Valentina est une femme lesbienne vivant à Bogota. Elle prétend subir de façon continue des remarques déplacées. Elle considère les réseaux sociaux comme un moyen d’émancipation, particulièrement Twitter. Elle utilise la plateforme pour évoquer librement son attirance pour les femmes, et elle lui permet de discuter avec d’autres personnes LGBTQ+ pouvant partager son expérience. Elle aspire particulièrement à rencontrer des personnes aptes à la comprendre. Elle n’a pas toujours vécu sa liberté à travers Twitter, Tumblr lui a également servi d’exutoire. Selon elle, si les réseaux n’existaient pas, elle vivrait mal sa sexualité dans la vie courante. Ils ont été un support émotionnel à l’époque où elle éprouvait des difficultés à s’accepter telle qu’elle est : « je doute que, sans eux, j’aurais compris, ou accepté ma sexualité un jour », conclut-elle.

« Je suis rassurée d’avoir pu passer par ma phase de découverte sans risquer de subir des discriminations physiques »

Garance vit à Paris et s’identifie comme étant bisexuelle. Elle ne considère pas les réseaux sociaux comme un moyen d’émancipation, mais comme des plateformes ludiques. Elle y découvre de nombreux témoignages qui l’instruisent sur les conditions de la communauté LGBTQ+. Elle pointe du doigt Twitter comme étant le réseau le plus informatif, car les utilisateurs s’y expriment plus librement. De surcroît, la pluralité d’opinions qui y règne lui permet de prendre du recul et d’ouvrir son esprit, explique-t-elle. Au moment de l’entretien avec Garance, elle s’épanouissait dans une relation hétérosexuelle. De ce fait, sa sexualité serait plus facile à vivre dans son quotidien que celle d’une personne s’engageant exclusivement dans des relations homosexuelles. Néanmoins, elle ressentirait un manque informatif si elle n’utilisait pas les réseaux sociaux. Elle les considère comme un moyen efficace pour rencontrer d’autres membres de sa communauté. Ils lui ont permis de s’accepter lorsqu’elle avait 15 ans et que ses amis virtuels lui expliquaient qu’il n’y avait pas de honte à aimer les femmes. Aujourd’hui, elle se réjouit d’être passée par cette phase sans avoir risqué de subir des discriminations physiques.

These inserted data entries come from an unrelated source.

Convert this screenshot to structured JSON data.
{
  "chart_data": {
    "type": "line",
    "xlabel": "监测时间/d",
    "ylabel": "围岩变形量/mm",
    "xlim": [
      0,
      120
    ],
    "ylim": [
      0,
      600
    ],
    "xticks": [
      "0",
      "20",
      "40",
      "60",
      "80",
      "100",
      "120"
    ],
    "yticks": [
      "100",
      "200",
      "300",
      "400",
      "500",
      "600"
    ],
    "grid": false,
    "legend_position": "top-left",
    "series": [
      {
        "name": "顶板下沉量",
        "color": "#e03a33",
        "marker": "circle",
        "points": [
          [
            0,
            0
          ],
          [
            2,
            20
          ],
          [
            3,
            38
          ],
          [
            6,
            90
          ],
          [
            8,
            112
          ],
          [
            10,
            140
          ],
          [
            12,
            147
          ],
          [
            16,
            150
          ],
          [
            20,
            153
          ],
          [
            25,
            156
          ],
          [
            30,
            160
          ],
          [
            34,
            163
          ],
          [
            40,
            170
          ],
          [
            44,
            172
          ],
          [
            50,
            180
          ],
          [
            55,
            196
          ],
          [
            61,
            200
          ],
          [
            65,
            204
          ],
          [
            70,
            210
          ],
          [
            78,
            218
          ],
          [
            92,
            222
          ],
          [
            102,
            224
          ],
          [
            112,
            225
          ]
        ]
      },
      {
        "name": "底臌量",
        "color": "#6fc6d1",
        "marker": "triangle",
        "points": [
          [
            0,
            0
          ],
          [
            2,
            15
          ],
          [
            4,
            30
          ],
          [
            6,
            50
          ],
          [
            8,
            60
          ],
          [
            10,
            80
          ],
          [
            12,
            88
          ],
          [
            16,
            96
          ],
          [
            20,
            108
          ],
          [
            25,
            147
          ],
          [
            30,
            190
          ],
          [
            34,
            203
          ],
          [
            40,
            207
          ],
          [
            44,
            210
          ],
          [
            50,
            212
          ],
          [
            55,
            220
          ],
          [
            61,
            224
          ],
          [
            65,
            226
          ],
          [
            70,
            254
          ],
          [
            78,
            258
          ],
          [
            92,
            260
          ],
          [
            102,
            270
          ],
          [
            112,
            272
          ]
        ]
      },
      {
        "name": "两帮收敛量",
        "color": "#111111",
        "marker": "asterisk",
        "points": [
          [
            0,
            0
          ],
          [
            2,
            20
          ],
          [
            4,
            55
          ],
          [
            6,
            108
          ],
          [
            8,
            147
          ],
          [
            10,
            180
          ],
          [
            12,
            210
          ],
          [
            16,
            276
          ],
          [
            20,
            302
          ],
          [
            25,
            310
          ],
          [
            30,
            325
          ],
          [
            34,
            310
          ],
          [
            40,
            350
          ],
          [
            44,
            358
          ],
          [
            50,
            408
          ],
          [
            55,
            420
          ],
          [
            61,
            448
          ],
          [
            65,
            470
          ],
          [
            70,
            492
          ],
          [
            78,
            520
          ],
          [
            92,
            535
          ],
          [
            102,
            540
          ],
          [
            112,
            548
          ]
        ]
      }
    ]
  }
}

« Je serais dans l’ignorance totale de l’importance fondamentale de certains combats »

Camil est issu d’une famille franco-marocaine, il est homosexuel et vit dans la banlieue parisienne. En grandissant et en subissant régulièrement des attaques par rapport à sa sexualité, il a appris à faire abstraction des formes les plus minimes de discrimination. Cependant, il a essuyé dans le passé des insultes qui l’ont parfois poussé à en venir aux mains. Les réseaux sociaux ne sont pourtant pas un moyen d’émancipation pour lui ; il les qualifierait plutôt de vecteurs d’informations. Il fait référence à Twitter comme étant le seul réseau social à l’avoir instruit grâce à des témoignages ou des articles apparus dans son fil d’actualité.  Sa sexualité ne serait pas plus difficile à vivre dans la vie courante sans cette plateforme, mais il serait dans l’ignorance totale de l’importance fondamentale de certains combats. En somme, Camil trouve que les réseaux sociaux sont un moyen efficace pour rencontrer des membres de sa communauté, pour tisser des liens amicaux et être informé.